Mourir sous les néons de l’hosto ou chez soi, telle est parfois la dernière alternative d’une vie. D’après Rémi, la plupart des personnes décèdent au calme, dans une chambre de l’hôpital. Il arrive toutefois que certaines aient l’énergie de retrouver leur nid. « J’ai connu le cas d’un patient âgé, dans un état nécessitant une médication intensive pour être maintenu en vie, et pour lequel il n’y avait aucun espoir de guérison. Ce patient était toutefois conscient et désirait fortement mourir chez lui. Grâce au fait qu’un grand nombre des membres de sa famille travaillaient dans le milieu médical et pouvaient donc assurer les soins, un retour à domicile a pu être organisé. Il a fini par décéder dans les 48 heures suivant sa sortie, mais chez lui et entouré des siens. »

Sommes-nous tous égaux à l’heure de la fin de vie ? Les traitements sont-ils les mêmes en fonction des ressources du patient ? Qu’arrive-t-il à une personne sans mutuelle, voire sans Sécu, par exemple ? «  En réanimation, heureusement, il n’y a pas de différence de soins selon le niveau de richesse. On ne se pose jamais la question des moyens financiers du patient avant de faire un soin ou un examen. Néanmoins, la Sécu ne rembourse que 80 % des frais de séjour – c’est-à-dire actes et examens exclus, qui ont chacun des taux de remboursement particuliers. Cela peut entraîner une dette élevée pour quelqu’un qui n’aurait pas de mutuelle. Des assistantes sociales travaillent au sein de l’hôpital afin de trouver des solutions pour ces personnes, mais ça n’est pas toujours facile. »

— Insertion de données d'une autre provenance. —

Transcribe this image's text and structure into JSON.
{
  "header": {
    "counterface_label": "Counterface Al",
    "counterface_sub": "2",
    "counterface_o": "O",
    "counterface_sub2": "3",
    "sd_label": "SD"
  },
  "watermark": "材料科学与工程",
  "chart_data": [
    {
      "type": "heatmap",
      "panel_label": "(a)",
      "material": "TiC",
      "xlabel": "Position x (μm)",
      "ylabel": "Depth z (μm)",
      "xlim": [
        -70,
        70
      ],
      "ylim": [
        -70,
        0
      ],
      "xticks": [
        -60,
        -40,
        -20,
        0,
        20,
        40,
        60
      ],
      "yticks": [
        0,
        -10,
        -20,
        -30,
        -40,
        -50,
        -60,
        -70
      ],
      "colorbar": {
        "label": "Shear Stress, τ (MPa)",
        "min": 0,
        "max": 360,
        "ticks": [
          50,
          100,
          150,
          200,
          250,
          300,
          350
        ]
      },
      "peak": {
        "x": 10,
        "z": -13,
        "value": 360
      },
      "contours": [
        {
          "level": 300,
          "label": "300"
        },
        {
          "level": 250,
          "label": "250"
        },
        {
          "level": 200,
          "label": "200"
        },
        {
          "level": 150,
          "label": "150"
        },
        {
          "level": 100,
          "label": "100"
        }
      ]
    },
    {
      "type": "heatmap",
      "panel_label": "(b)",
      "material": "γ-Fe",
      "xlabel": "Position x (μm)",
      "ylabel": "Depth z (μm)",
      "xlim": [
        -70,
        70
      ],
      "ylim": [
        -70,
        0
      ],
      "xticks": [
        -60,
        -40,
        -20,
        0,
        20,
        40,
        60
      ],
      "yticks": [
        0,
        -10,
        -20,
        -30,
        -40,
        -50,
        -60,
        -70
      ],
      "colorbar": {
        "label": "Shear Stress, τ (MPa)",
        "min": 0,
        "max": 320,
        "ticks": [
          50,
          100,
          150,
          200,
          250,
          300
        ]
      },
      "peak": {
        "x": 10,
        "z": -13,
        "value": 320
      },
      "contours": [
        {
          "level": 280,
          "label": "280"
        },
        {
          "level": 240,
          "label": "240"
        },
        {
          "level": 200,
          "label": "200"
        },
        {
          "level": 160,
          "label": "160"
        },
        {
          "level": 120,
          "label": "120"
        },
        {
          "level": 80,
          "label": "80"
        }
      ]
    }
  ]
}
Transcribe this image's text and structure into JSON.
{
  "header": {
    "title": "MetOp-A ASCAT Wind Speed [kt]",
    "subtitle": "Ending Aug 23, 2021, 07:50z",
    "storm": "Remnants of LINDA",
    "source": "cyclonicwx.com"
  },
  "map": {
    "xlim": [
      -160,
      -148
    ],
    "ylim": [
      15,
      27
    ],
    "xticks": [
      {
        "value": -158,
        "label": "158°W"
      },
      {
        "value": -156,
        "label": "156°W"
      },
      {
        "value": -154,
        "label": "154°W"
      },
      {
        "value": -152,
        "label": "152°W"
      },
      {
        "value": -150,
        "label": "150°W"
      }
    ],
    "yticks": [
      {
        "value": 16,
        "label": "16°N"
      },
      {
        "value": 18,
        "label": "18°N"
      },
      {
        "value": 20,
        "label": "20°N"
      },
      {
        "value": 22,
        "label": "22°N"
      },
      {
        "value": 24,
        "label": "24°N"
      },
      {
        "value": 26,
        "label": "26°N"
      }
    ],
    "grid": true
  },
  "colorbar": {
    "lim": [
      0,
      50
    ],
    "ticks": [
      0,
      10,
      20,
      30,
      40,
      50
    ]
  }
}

Dans un registre plus encourageant, le métier de Rémi consiste aussi à sauver des vies. Assez souvent, il voit des patients reprendre le cours de leur existence à la sortie de son service. « Quand cela arrive, c’est toujours réconfortant, c’est une joie, un accomplissement. On se dit qu’on fait œuvre utile, que ça vaut le coup de se démener. Mais ce n’est jamais une fierté personnelle, car c’est le résultat d’un travail d’équipe. »

En service sur des périodes de douze heures d’affilée, de jour ou de nuit, Rémi sait qu’il ne tiendra pas le coup en « réa » jusqu’à 60 ans. « Le rythme biologique est mis à rude épreuve. Mais pour l’instant, j’aime beaucoup mon métier. Il n’y a pas de routine, on vit des moments forts, on travaille avec des humains, on n’est pas derrière un ordi toute la journée. Cette expérience aura profondément changé mon rapport à la mort. Mais elle ne m’aura pas non plus transformé en machine. Quand mon grand-père est décédé récemment, ça a été une réelle peine. Je ne me suis pas senti moins sensible. »

Le dossier "La mort qui tue"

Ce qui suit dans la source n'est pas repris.